Das Thema stand schon lange fest, die Besetzung änderte sich am Ende noch. Doch weniger die Verkoster, vielmehr die Weine sind das sine qua non bei jeder Ausgabe der „Baden Tastings“. So heißen die von Bernadette Steurer-Weinwurm selbstlos organisierten Runden bei uns seit dem Vorjahr. Weil das Kind ja einen Namen braucht. Einen Modus hat es ohnehin seit der ersten Durchführung, als es um entalkoholisierte Weine ging (hier nachzulesen). Sorten-spezifisch wurde es dann 2024 in der Agentur Die Zwei beim Cabernet Franc-Verkosten (findet sich hier trinkprotokolliert). Und diesmal stand ein ähnliche Underdog der Reben-Welt auf dem Prüfstand. Ladies and Gentlemen, der Traminer!
23 Sortenvertreter aus vier Ländern wurden gut eingepackt, auf dass die Blindprobe auch eine solche wurde. Die Lernpunkte waren somit auch gegeben, wir fassen sie gleich einmal zusammen:
- Rosenseife ist eine aussterbende Rasse: Das oft gefürchtete, üppige Element zeigte so gut wie keiner in dem Line up.
- Dicke Schale enden mit unreifem Gerbstoff, wenn man früh liest, um keine Überreife/hohen Alkohol zu riskieren.
- Punkt 2 ging öfter ins Auge; erstaunlich viele der Traminer am Start „bitterten“ nach. Manchmal einfach zu viel.
- Kraft muss man nicht fürchten – die am besten bewerteten Weine hatten alle über 14% vol, allerdings endete damit nicht ihr Spektrum.
- Umgekehrt braucht die Sorte nicht zwangsläufig „Wuchtbrummen“. Auch leichte Optionen kamen gut an.
Für den fünften Punkt steht etwa der Traminer von Heinrich Hartl, quasi ein Lokalmatador beim „Baden Tasting“. Vor allem die Nase stellte ein ungewöhnliches Erlebnis dar.

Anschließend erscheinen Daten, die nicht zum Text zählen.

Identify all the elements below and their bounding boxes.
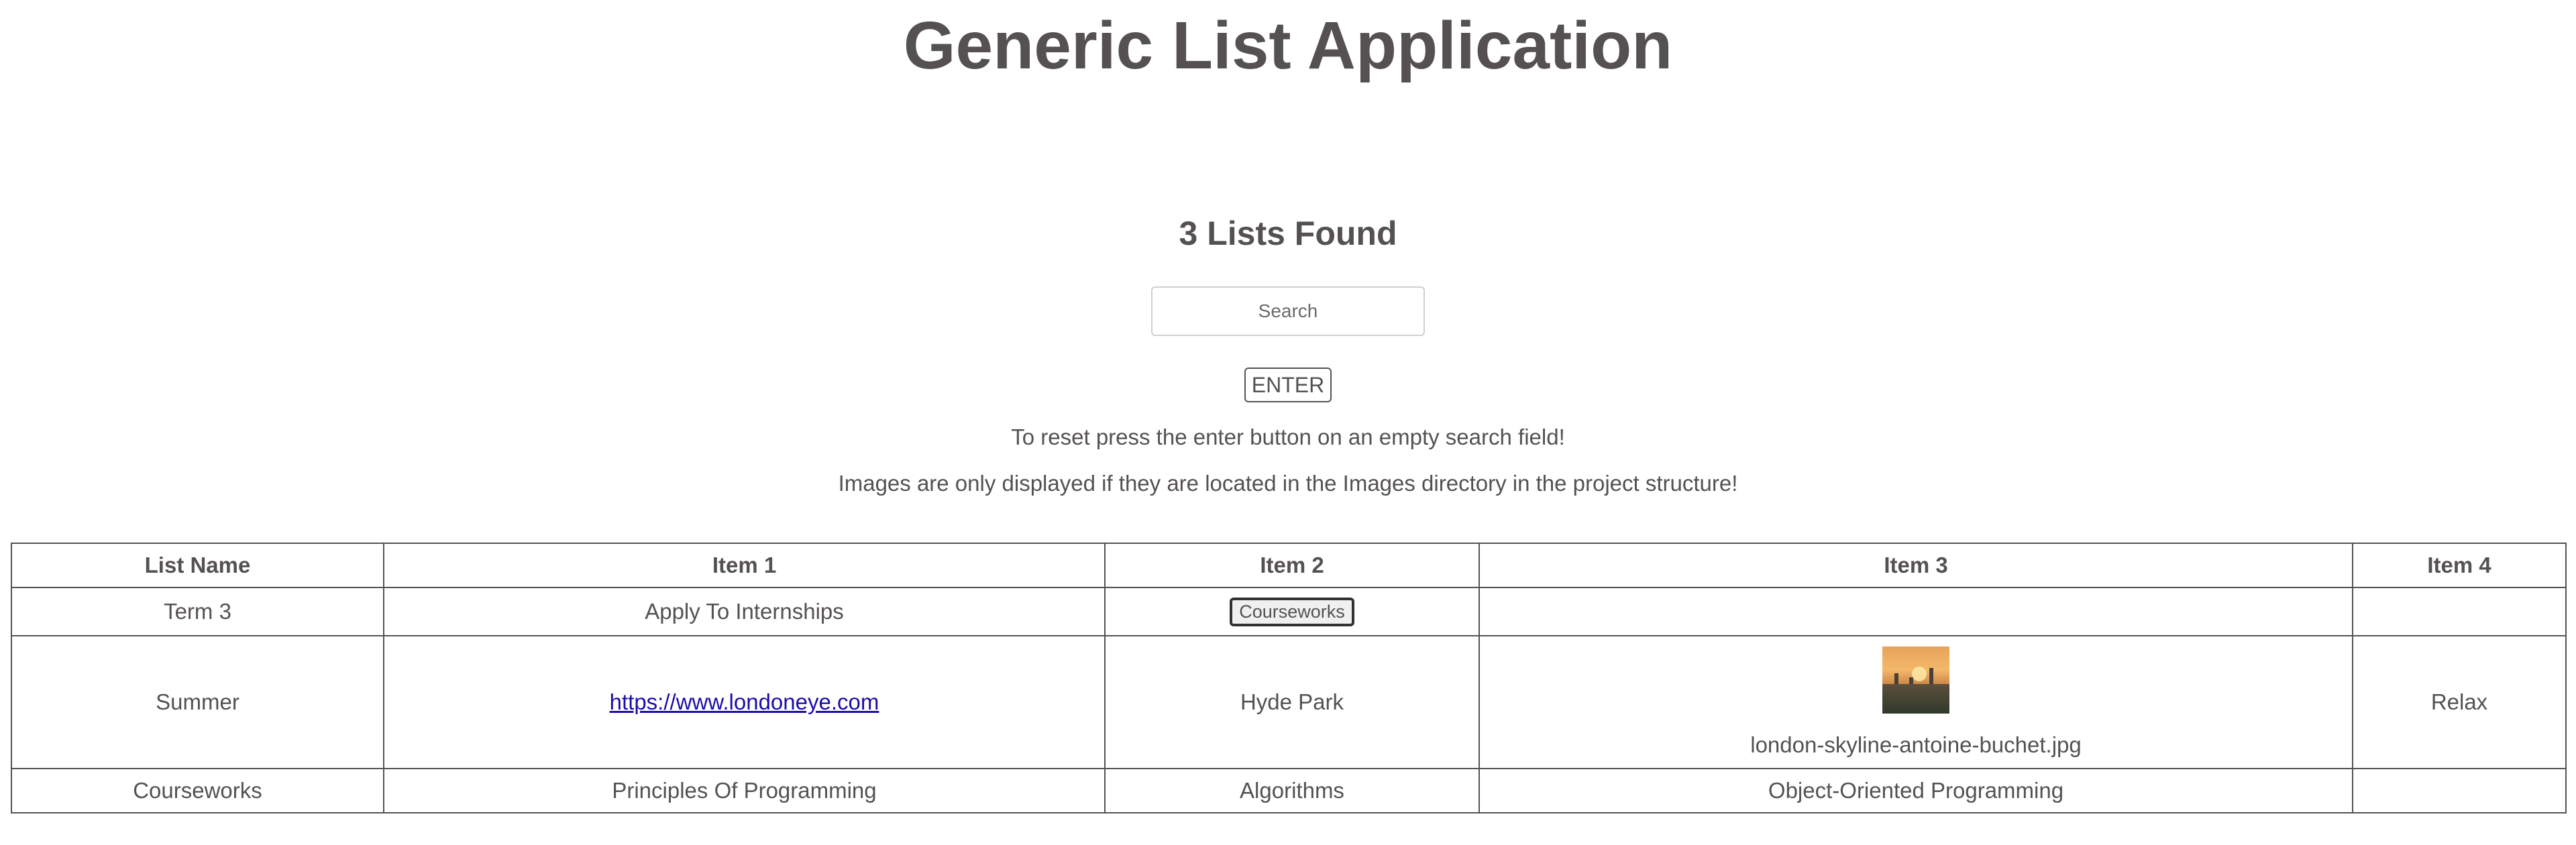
column-header-list-name: List Name — [11, 543, 384, 588]
cityscape-shape — [1882, 684, 1949, 714]
enter-button[interactable]: ENTER — [1244, 368, 1332, 402]
sun-shape — [1912, 667, 1927, 681]
item-cell: Hyde Park — [1104, 635, 1480, 769]
item-cell: https://www.londoneye.com — [383, 635, 1106, 769]
item-cell — [2352, 587, 2567, 636]
item-cell: Object-Oriented Programming — [1479, 768, 2353, 813]
image-caption: london-skyline-antoine-buchet.jpg — [1750, 732, 2082, 757]
table-row: Summer https://www.londoneye.com Hyde Pa… — [11, 635, 2567, 769]
column-header-item-2: Item 2 — [1104, 543, 1480, 588]
item-cell: Algorithms — [1104, 768, 1480, 813]
page: Generic List Application 3 Lists Found E… — [0, 0, 2576, 845]
column-header-item-4: Item 4 — [2352, 543, 2567, 588]
table-row: Courseworks Principles Of Programming Al… — [11, 768, 2567, 813]
london-eye-link[interactable]: https://www.londoneye.com — [610, 689, 879, 714]
item-cell: Courseworks — [1104, 587, 1480, 636]
item-cell: Principles Of Programming — [383, 768, 1106, 813]
list-name-cell: Courseworks — [11, 768, 384, 813]
london-skyline-image — [1882, 646, 1949, 714]
courseworks-list-button[interactable]: Courseworks — [1230, 597, 1354, 626]
item-cell — [1479, 587, 2353, 636]
list-name-cell: Term 3 — [11, 587, 384, 636]
list-name-cell: Summer — [11, 635, 384, 769]
reset-hint: To reset press the enter button on an em… — [1011, 425, 1565, 449]
item-cell: london-skyline-antoine-buchet.jpg — [1479, 635, 2353, 769]
column-header-item-1: Item 1 — [383, 543, 1106, 588]
lists-table: List Name Item 1 Item 2 Item 3 Item 4 Te… — [11, 543, 2567, 813]
search-input[interactable] — [1151, 286, 1425, 336]
item-cell: Apply To Internships — [383, 587, 1106, 636]
item-cell: Relax — [2352, 635, 2567, 769]
table-header-row: List Name Item 1 Item 2 Item 3 Item 4 — [11, 543, 2567, 588]
item-cell — [2352, 768, 2567, 813]
lists-found-heading: 3 Lists Found — [1179, 215, 1397, 252]
app-title: Generic List Application — [903, 8, 1673, 83]
column-header-item-3: Item 3 — [1479, 543, 2353, 588]
images-hint: Images are only displayed if they are lo… — [838, 471, 1738, 496]
table-row: Term 3 Apply To Internships Courseworks — [11, 587, 2567, 636]
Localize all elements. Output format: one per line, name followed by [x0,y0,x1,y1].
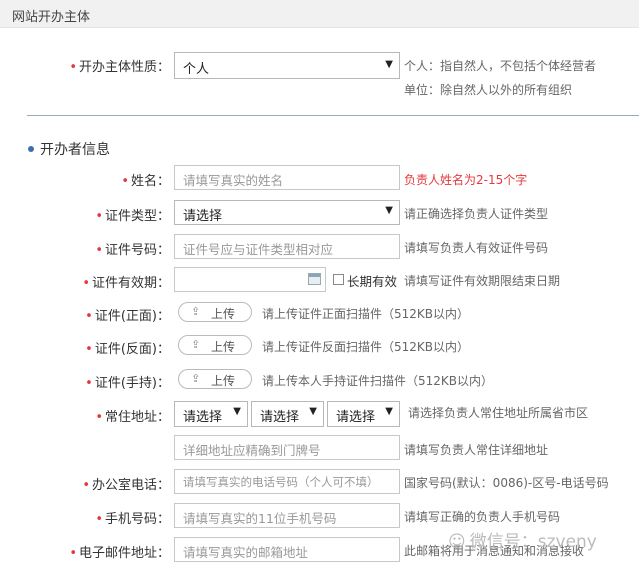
id-number-input[interactable]: 证件号应与证件类型相对应 [174,234,400,259]
mobile-label: • 手机号码： [95,512,170,527]
entity-type-hint-2: 单位：除自然人以外的所有组织 [404,83,573,97]
section-title: 网站开办主体 [12,10,91,25]
upload-icon: ⇪ [191,372,201,385]
id-validity-label: • 证件有效期： [82,276,170,291]
organizer-heading: 开办者信息 [28,139,110,159]
long-term-checkbox[interactable] [333,274,344,285]
address-hint: 请选择负责人常住地址所属省市区 [408,406,589,420]
entity-type-label: • 开办主体性质： [69,60,170,75]
id-number-hint: 请填写负责人有效证件号码 [404,241,549,255]
upload-icon: ⇪ [191,305,201,318]
chevron-down-icon: ▼ [233,406,241,417]
id-handheld-hint: 请上传本人手持证件扫描件（512KB以内） [262,374,494,388]
mobile-input[interactable]: 请填写真实的11位手机号码 [174,503,400,528]
id-back-hint: 请上传证件反面扫描件（512KB以内） [262,340,470,354]
id-front-label: • 证件(正面)： [85,309,170,324]
chevron-down-icon: ▼ [385,406,393,417]
id-back-upload-button[interactable]: ⇪ 上传 [178,335,252,355]
divider [27,115,639,116]
name-hint: 负责人姓名为2-15个字 [404,173,528,187]
id-validity-hint: 请填写证件有效期限结束日期 [404,274,561,288]
entity-type-hint-1: 个人：指自然人，不包括个体经营者 [404,59,597,73]
section-header: 网站开办主体 [0,0,639,28]
name-label: • 姓名： [121,174,170,189]
id-back-label: • 证件(反面)： [85,342,170,357]
office-phone-hint: 国家号码(默认：0086)-区号-电话号码 [404,476,609,490]
upload-icon: ⇪ [191,338,201,351]
long-term-label: 长期有效 [347,274,398,289]
calendar-icon[interactable] [308,273,321,285]
id-validity-date-input[interactable] [174,267,326,292]
name-input[interactable]: 请填写真实的姓名 [174,165,400,190]
watermark: ☺ 微信号：szveny [448,532,597,552]
mobile-hint: 请填写正确的负责人手机号码 [404,510,561,524]
office-phone-input[interactable]: 请填写真实的电话号码（个人可不填） [174,469,400,494]
chevron-down-icon: ▼ [309,406,317,417]
email-label: • 电子邮件地址： [69,546,170,561]
id-type-select[interactable]: 请选择 ▼ [174,200,400,225]
chevron-down-icon: ▼ [385,59,393,70]
id-type-label: • 证件类型： [95,209,170,224]
id-front-hint: 请上传证件正面扫描件（512KB以内） [262,307,470,321]
province-select[interactable]: 请选择 ▼ [174,401,248,427]
id-front-upload-button[interactable]: ⇪ 上传 [178,302,252,322]
district-select[interactable]: 请选择 ▼ [327,401,400,427]
id-type-hint: 请正确选择负责人证件类型 [404,207,549,221]
wechat-icon: ☺ [448,532,466,552]
office-phone-label: • 办公室电话： [82,478,170,493]
chevron-down-icon: ▼ [385,205,393,216]
entity-type-select[interactable]: 个人 ▼ [174,52,400,79]
city-select[interactable]: 请选择 ▼ [251,401,324,427]
address-detail-input[interactable]: 详细地址应精确到门牌号 [174,435,400,460]
address-label: • 常住地址： [95,410,170,425]
email-input[interactable]: 请填写真实的邮箱地址 [174,537,400,562]
id-handheld-label: • 证件(手持)： [85,376,170,391]
id-number-label: • 证件号码： [95,243,170,258]
address-detail-hint: 请填写负责人常住详细地址 [404,443,549,457]
id-handheld-upload-button[interactable]: ⇪ 上传 [178,369,252,389]
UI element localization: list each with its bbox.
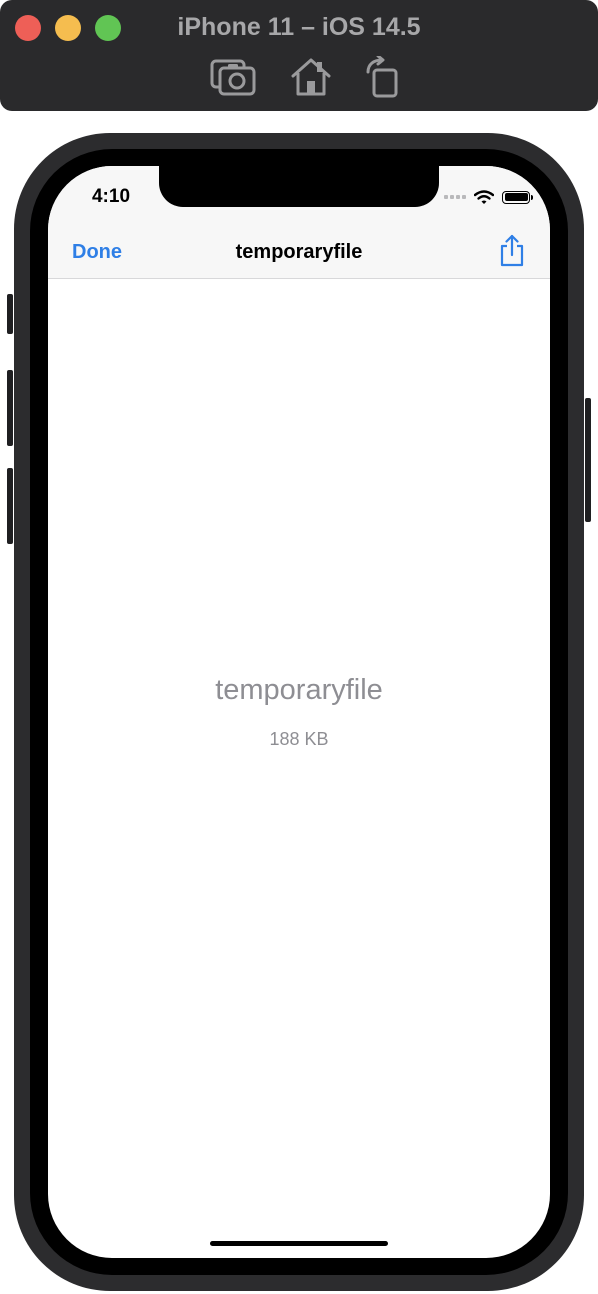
home-icon[interactable]: [288, 56, 334, 100]
done-button[interactable]: Done: [72, 238, 122, 266]
cellular-signal-icon: [444, 195, 466, 199]
wifi-icon: [474, 189, 494, 204]
battery-icon: [502, 190, 533, 204]
simulator-toolbar: [0, 56, 598, 100]
preview-file-name: temporaryfile: [215, 674, 383, 706]
simulator-window-title: iPhone 11 – iOS 14.5: [177, 13, 421, 41]
volume-down-button: [7, 468, 13, 544]
window-minimize-button[interactable]: [55, 15, 81, 41]
navigation-bar: Done temporaryfile: [48, 226, 550, 279]
share-icon[interactable]: [498, 234, 526, 268]
camera-screenshot-icon[interactable]: [210, 56, 256, 100]
mute-switch: [7, 294, 13, 334]
status-icons: [444, 186, 533, 208]
device-notch: [159, 166, 439, 207]
nav-title: temporaryfile: [235, 241, 363, 263]
simulator-titlebar: iPhone 11 – iOS 14.5: [0, 0, 598, 111]
volume-up-button: [7, 370, 13, 446]
rotate-icon[interactable]: [362, 56, 408, 100]
window-close-button[interactable]: [15, 15, 41, 41]
power-button: [585, 398, 591, 522]
device-screen: 4:10 Done temporaryfile temporaryfile 18…: [48, 166, 550, 1258]
home-indicator[interactable]: [210, 1241, 388, 1246]
window-zoom-button[interactable]: [95, 15, 121, 41]
preview-file-size: 188 KB: [269, 729, 329, 749]
status-time: 4:10: [91, 186, 131, 207]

Mit einem Rauchton und der Steinobst-Kombi Mispel und Marille hatte dieser Jahrgang 2018 eine wahre Riesling-Anmutung zu bieten. Und zwar die der wertigen Vertreter. Saftig und mit viel Marille auch am Gaumen, überraschte dieser 12,5% vol leichte Thermenregionswein schon als vierter Kandidat des Blind-Tests.
Diese große Ausnahme soll aber nicht darüber hinwegtäuschen, dass die Leichtigkeit bei der Rebsorte in der Regel mit einem Preis kommt. Vor allem dann, wenn man (zu) früh liest, um nicht am Ende einen breiten Traminer zu haben.
Die Sache mit der Kräuter-Würze und den „grünen“ Noten spielt sich da auf einem schmalen Grat ab. Bei Franz Haas etwa konnte sein „Gewürztraminer Südtirol 2023“ mit einem Geschmack nach Estragon und Brennnessel eine ganz eigene Komponente einbringen. Das passte. Und war kein Einzelfall; in der Breite der Sortenverkostung zeigte Südtirol insgesamt „cool climate“-Qualitäten. Neben Haas konnte da auch die Weinkellerei Brigl punkten; beim „Gewürztraminer Südtirol 2022“ war es eine Kombination aus Himbeere und Rauch, die den Kern aus Zitrus und Ingwer aufpolierte. Auch die Kellerei Tramin, diesmal nicht mit dem berühmten „Nussbaumer“ am Start, hat dem „Seldia“ Gewürztraminer 2022 eine Frischzellen-Kur verpasst. Trotz 14% vol. zeigte der eine Top-Balance: Säure, feiner Gerbstoff und saftige Steinfrüchte waren allesamt am richtigen Platz.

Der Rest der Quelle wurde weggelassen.